Commitment vs. decision
A decision is defined as “a conclusion or resolution reached after consideration.” Commitment is defined as “the state or quality of being dedicated to a cause, activity, etc.”
In other words, a decision is merely a thought, the conclusion of a cognitive process. A commitment is a state of being – a state, no less, of dedication (which, to continue our exploration of the English language, is defined as being “devoted to a task or purpose; having single-minded loyalty or integrity”).
Dedication, devotion, loyalty, integrity.

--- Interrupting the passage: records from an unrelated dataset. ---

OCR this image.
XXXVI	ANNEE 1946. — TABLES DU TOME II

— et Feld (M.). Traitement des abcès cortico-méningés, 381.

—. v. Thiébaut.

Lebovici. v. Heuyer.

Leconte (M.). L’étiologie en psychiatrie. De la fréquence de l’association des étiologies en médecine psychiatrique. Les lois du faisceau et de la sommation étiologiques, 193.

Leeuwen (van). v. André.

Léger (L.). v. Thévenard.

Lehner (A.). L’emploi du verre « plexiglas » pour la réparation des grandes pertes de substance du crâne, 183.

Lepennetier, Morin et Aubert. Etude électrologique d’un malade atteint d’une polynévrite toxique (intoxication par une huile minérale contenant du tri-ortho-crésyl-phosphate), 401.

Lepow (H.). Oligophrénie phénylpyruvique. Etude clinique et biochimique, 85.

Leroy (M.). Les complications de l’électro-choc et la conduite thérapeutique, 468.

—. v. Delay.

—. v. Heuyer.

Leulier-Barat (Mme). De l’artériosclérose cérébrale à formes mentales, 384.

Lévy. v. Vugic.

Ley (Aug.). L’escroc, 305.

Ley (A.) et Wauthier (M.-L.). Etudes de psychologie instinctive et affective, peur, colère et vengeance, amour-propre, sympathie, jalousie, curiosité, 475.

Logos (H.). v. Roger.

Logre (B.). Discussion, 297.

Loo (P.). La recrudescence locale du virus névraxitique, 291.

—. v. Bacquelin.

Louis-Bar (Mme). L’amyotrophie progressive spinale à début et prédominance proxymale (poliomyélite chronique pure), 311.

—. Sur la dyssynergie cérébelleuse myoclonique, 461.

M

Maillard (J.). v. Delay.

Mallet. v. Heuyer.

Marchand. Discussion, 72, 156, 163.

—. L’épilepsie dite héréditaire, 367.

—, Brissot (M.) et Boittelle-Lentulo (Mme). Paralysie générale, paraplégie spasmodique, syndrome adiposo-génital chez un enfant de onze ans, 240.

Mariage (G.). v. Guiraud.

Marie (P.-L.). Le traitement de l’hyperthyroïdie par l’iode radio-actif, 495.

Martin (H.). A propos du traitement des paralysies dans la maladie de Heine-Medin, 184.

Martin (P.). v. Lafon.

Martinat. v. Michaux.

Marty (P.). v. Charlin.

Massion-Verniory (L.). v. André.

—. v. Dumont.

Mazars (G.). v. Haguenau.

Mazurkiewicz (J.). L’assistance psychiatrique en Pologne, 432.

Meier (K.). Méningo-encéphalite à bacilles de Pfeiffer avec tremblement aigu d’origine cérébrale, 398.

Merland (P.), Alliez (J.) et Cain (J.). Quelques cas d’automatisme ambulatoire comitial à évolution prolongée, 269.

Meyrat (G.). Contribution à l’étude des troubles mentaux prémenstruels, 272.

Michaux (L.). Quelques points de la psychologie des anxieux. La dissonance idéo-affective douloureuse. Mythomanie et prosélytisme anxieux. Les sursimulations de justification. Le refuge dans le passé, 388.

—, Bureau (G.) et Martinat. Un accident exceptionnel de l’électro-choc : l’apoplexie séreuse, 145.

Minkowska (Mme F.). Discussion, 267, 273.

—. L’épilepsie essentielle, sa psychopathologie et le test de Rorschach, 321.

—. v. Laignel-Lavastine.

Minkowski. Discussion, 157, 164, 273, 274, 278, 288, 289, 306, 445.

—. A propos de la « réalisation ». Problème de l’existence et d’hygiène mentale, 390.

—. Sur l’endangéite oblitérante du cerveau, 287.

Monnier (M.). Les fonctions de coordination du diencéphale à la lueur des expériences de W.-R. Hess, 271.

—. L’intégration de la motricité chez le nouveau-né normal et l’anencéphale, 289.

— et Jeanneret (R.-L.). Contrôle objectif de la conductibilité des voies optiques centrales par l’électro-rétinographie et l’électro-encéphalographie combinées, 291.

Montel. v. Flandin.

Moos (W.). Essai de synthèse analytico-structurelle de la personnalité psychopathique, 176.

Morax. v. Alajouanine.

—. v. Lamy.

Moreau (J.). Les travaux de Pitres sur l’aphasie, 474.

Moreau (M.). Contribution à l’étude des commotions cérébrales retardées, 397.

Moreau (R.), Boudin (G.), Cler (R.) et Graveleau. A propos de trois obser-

Pretty powerful concepts. Concepts that connect us to the root of who we are, what we believe in, what we stand for. Commitment therefore, is an intoxicating shortcut to some of the most profound states we can experience.
Commitment vs. discipline
Discipline, “a way of behaving that shows a willingness to obey rules or orders,” has long been touted as a desirable and commendable quality; something to be rigorously pursued in the name of self-betterment. The things about discipline is that unless the thing we’re using it for brings us consistent joy, we will at some point tire of the battle to engage our will on a consistent basis.
Willpower is an outward moving force (3rd chakra based, for those of you who are curious), a pushing force. It’s great for short periods of action but using it every day without rest is eventually going to become draining. Commitment on the other hand, is a pulling force.
Commitment draws us forward through our love of that which we have chosen to devote ourselves to – it is love that beckons us to take one step, another step.
Commitment and discipline may sometimes achieve the same results but the quality of each is intrinsically different, and in my experience, being pulled forwards is infinitely more pleasant than pushing.
Commitment and devotion
Here’s where it gets really interesting. Devotion (“love, loyalty, or enthusiasm for a person, activity, or cause”) is an incredibly potent state.
It is to give oneself entirely, with every fiber of one’s being, to the object of our focus.
It is a humbling sensation, to act from devotion; it opens us even more fully to love, to life – to the beauty in our endeavors, to the honour and worthiness of that which we attempt to create.
That kind of attention is powerful. Like, really powerful. It’s the kind of attention, which, when harnessed and skillfully directed, can be used to complete seemingly impossible tasks; the kind of attention that finds solutions where there are none, that invites game-changing insights, that creates miracles.
It is uncompromising dedication.
And with uncompromising dedication comes something else – unwavering trust.
Because when we give ourselves up completely to devotion, there is no space for fear. There is only the clear path of what must be done.
Clarity, simplicity, focus.
These are some of the inevitable side-effects of commitment. And devotion itself is what brings us the feeling of fulfillment that we are all searching for – it is not what you do, but how you do it.
Living in this quality of devoted surrender, whether or not it is a cause of our choosing, is the most transformational practice there is.
Priorities and focus
And because commitment is so full on, we cannot commit ourselves to very many things at the same time. We have to choose. Knowing what our priorities are is always a good thing (at this point in time; clearly this is something which is constantly evolving), but in order to commit, it is crucial.
What are you willing to devote yourself to?
What one thing would make all others obsolete?
Who do you want to become and what activity/cause will mould you into that person?